There seems to be two different EOFExceptions being thrown: java.io.EOFException
and org.eclipse.jetty.io.EofException
. The main file in play here (used by both client/server side) is CommitSpool.java
This exception is being thrown to indicate an early, unexpected, EOF. The exception is most commonly thrown at the start of an ATH test against staging, but it can be found in prod with clients other than cloudbees
. Following the stack trace, it seems like, while reading the input stream, a read is requested with a valid size
determined from what is remaining to be read but the read()
call throws an exception because the stream returned at -1
here.
I think that it would be safe to just handle the exception gracefully from the server side, but still indicate to the client that it wasn't successful.

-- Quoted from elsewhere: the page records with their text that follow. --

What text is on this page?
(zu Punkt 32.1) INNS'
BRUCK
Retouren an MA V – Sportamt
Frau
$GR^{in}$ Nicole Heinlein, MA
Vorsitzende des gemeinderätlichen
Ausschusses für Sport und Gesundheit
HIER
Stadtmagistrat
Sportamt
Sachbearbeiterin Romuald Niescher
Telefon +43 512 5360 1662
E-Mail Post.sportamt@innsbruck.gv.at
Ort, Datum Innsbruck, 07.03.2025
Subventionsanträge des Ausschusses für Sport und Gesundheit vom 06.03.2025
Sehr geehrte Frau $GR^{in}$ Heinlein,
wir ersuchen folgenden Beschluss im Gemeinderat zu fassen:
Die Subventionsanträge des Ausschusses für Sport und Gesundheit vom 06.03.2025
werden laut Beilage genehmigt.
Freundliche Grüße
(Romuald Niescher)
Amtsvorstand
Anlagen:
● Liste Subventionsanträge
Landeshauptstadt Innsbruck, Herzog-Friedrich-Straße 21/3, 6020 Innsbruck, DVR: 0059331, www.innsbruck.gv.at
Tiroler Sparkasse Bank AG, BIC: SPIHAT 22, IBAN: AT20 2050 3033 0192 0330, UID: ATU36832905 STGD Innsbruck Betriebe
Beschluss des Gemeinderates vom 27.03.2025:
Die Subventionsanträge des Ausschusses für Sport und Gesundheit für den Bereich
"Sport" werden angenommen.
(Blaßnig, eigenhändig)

This one is more interesting since the error is being thrown at the initialization of the GZipInputStream
before an external read is even attempted. When CommitSpoolClient
starts the upload inside the send()
method, the first thing that happens is wrapping the output stream inside a GZipOutputStream
which, during the construction, writes the GZipHeaders. From the server side, the exception is getting thrown at the CommitSpool#receiveUpload()
when the input stream gets wrapped inside a GZIPInputStream
which, during construction, attempts to reads the same GZipHeaders. This read results in a -1
indicating an empty stream and throws the java.io.EOFException
.
I've been looking at the client to try and determine where an empty outputstream could possibly occur, but it seems like the outputstream always writes those GZipHeaders.